Disudut-sudut kota dengan hawa panas dimana-mana, langkah yang berdesak-desakan mencari ruangan dan mengejar piring nasi, perubahan jadwal yang membuat semua orang terus bergerak, wajah-wajah kusam dan karung di pundak memberi seisi kepala bertanya-tanya tentang hidup. Disana ada seseorang, yang menari-nari dalam diamnya karena hari ini sang kekasih akan kembali dari Jogja setelah dua tahun menjalin kasih secara berjarak, Jaka --- itu namanya, ia mengabaikan jutaan pengelihatan dimatanya demi seorang gadis yang berada tepat didepannya, menatapnya sambil tersenyum dengan pipi yang memerah merona --- oh, Jaka mencintai gadis berambut ombak itu, Nadhira namanya. 

Nadhira, gadis molek yang sekali dipandang memberi segar jiwanya. Ia memiliki mata yang cantik dengan senyum manis penuh kasih, rambut hitam lebat berombak yang wanginya mengalahkan parfume-parfume yang sering dicium Jaka. Gadisnya seperti model-model di televisi, cantik bukan main.

"Kamu mau pesen apa?" Tanya Jaka kembali saat melihat sepiring makanan milik kekasih sudah habis, ia ingin memesan hidangan penutup.

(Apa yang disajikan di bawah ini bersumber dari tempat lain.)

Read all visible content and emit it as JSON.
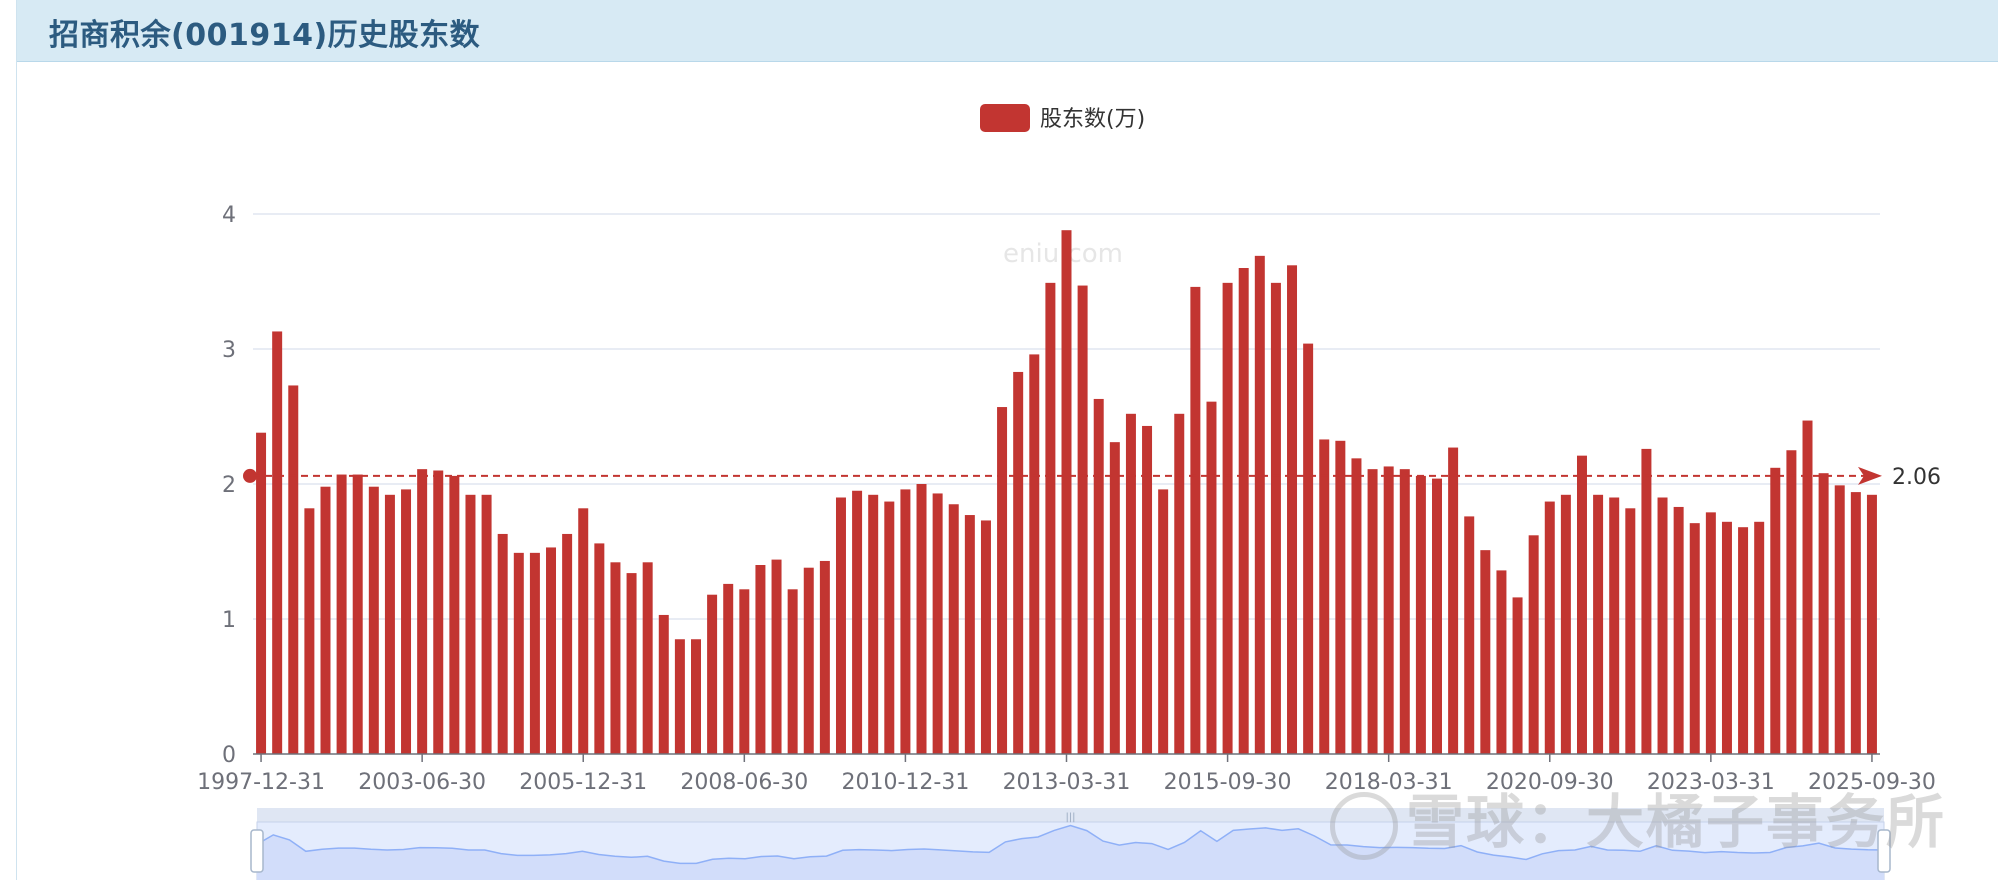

"Ice cream aja, Ka. Kamu sendiri mesen apa?" Sang purnama bertanya, Jaka tersenyum lebar sembari menggeleng, menolak untuk memesan makanan. "Enggak, aku udah kenyang." Ia lantas bangkit berdiri, bergerak menuju meja kasir untuk kembali memesan ice cream -- setelahnya lelaki itu kembali pada tempatnya.

"Kamu kapan balik ke Depok?" Lagi, sang kekasih bertanya. "Nanti, kamu baru dateng masa aku langsung balik Depok." Nadhira tersenyum, "aku 'kan bisa kesana, Ka. Lagian aku masih ada seminggu disini."

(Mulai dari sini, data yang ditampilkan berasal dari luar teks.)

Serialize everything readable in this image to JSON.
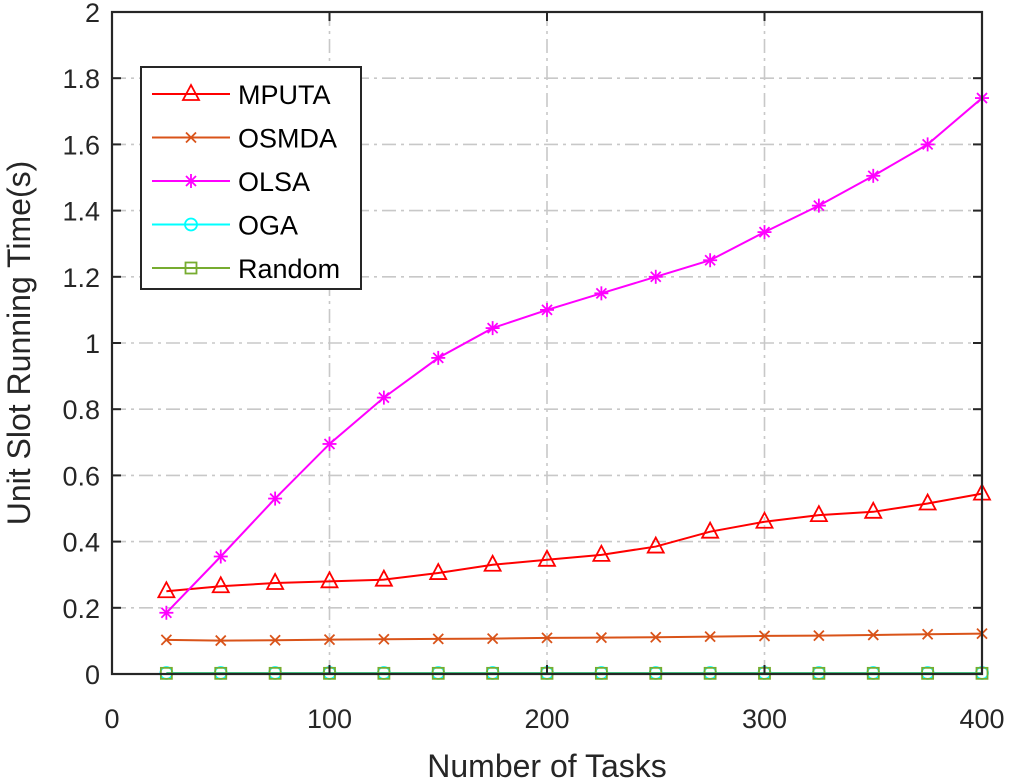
{
  "chart_data": {
    "type": "line",
    "title": "",
    "xlabel": "Number of Tasks",
    "ylabel": "Unit Slot Running Time(s)",
    "xlim": [
      0,
      400
    ],
    "ylim": [
      0,
      2
    ],
    "xticks": [
      0,
      100,
      200,
      300,
      400
    ],
    "yticks": [
      0,
      0.2,
      0.4,
      0.6,
      0.8,
      1,
      1.2,
      1.4,
      1.6,
      1.8,
      2
    ],
    "grid": true,
    "legend_position": "top-left",
    "x": [
      25,
      50,
      75,
      100,
      125,
      150,
      175,
      200,
      225,
      250,
      275,
      300,
      325,
      350,
      375,
      400
    ],
    "series": [
      {
        "name": "MPUTA",
        "marker": "triangle",
        "color": "#ff0000",
        "values": [
          0.25,
          0.265,
          0.275,
          0.28,
          0.285,
          0.305,
          0.33,
          0.345,
          0.36,
          0.385,
          0.43,
          0.46,
          0.48,
          0.49,
          0.515,
          0.545
        ]
      },
      {
        "name": "OSMDA",
        "marker": "x",
        "color": "#d95319",
        "values": [
          0.103,
          0.101,
          0.102,
          0.104,
          0.105,
          0.106,
          0.107,
          0.109,
          0.11,
          0.111,
          0.113,
          0.115,
          0.116,
          0.118,
          0.12,
          0.122
        ]
      },
      {
        "name": "OLSA",
        "marker": "asterisk",
        "color": "#ff00ff",
        "values": [
          0.185,
          0.355,
          0.53,
          0.695,
          0.835,
          0.955,
          1.045,
          1.1,
          1.15,
          1.2,
          1.25,
          1.335,
          1.415,
          1.505,
          1.6,
          1.74
        ]
      },
      {
        "name": "OGA",
        "marker": "circle",
        "color": "#00ffff",
        "values": [
          0.003,
          0.003,
          0.003,
          0.003,
          0.003,
          0.003,
          0.003,
          0.003,
          0.003,
          0.003,
          0.003,
          0.003,
          0.003,
          0.003,
          0.003,
          0.003
        ]
      },
      {
        "name": "Random",
        "marker": "square",
        "color": "#77ac30",
        "values": [
          0.002,
          0.002,
          0.002,
          0.002,
          0.002,
          0.002,
          0.002,
          0.002,
          0.002,
          0.002,
          0.002,
          0.002,
          0.002,
          0.002,
          0.002,
          0.002
        ]
      }
    ]
  }
}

"Seminggu itu terlalu cepat, aku nahan rindunya dua tahun lebih." Tawa si cantik terdengar, ia menepuk pelan tangan lelaki didepannya. "Dua bulan lalu kamu abis ketemu aku dengan nekat ke Jogja, dari seminggu lalu aku samperin kamu kesini jadi kenapa masih belum puas" Ia menggeleng pelan.

"Aku bakal balik dua hari lagi, libur udah selesai tapi tiap nggak ada matkul nanti aku balik ke Jakarta." Jawab Jaka mengabaikan ocehan sang kekasih, ia tak ingin memberi alasan apapun untuk tak bertemu Nadhira. 

"Aneh-aneh aja kamu, biar aku yang samperin. Mending mikirin deadline tugas kamu deh." Wajah Jaka lantas muram ketika mendengar kata tugas, "Aku ngejar kamu eh malah kamu nyuruh balik sama tugas." 

"Mending balik sama tugas daripada kamu balik sama yang lain." Jaka mencubit hidung mancung kekasih manisnya itu, kepalang gemas. "Nggak ada yang lain ah, tugas itu selingkuhan aku. Kalau kamu marah, marah sama tugasnya."

"Aku nggak marah sama tugas, aku marahnya kalau pemiliknya yang males ngerjain tugas-tugasnya." Sang lelaki tersenyum, "nanti aku kerjain kok." Sahut Jaka.

Keduanya kembali tenggelam dalam obrolan itu, tak seperti dua orang lainnya yang duduk di pojokan dengan wajah yang penuh kerutan. Dua lelaki yang berbeda ekspresi itu saling bertatap-tatapan, yang satu menghela nafas yang satunya hanya terdiam.

"Kak, aku mau kita selesai." Yang muda bersuara, ia menatap wajah gusar lelaki didepannya, "Tapi Sar, kita selama ini baik-baik aja, kenapa kamu mau putus?" Tanya si gusar dengan nada lemah. Putus asa.

"Kita emang nggak ada masalah tapi aku capek sama kamu, kak. Mikirlah." Yang tua menggeleng tak mau menerima, "aku bakalan berubah, tolong jangan gini."

"Kamu ngomong gini beratus-ratus kali tapi masih aja ngelakuin, mending kamu introspeksi diri deh." Jawab lelaki berbadan kecil tersebut, "selalu ribut, nggak pernah fokus kuliah, minum terus, kamu mikir aku nggak capek nerima semua itu? Udahlah, kak. Berubah baru balik lagi sama aku." Ia berdiri, tak ingin berlama-lama disana.

"Saras, jangan kayak ginilah.." Yang sedang duduk menahan tangan sang lelaki. "Kak, sekali selesai  berarti selesai." Saras melepas tangannya dan beranjak begitu saja, meninggalkan sang mantan kekasih begitu saja.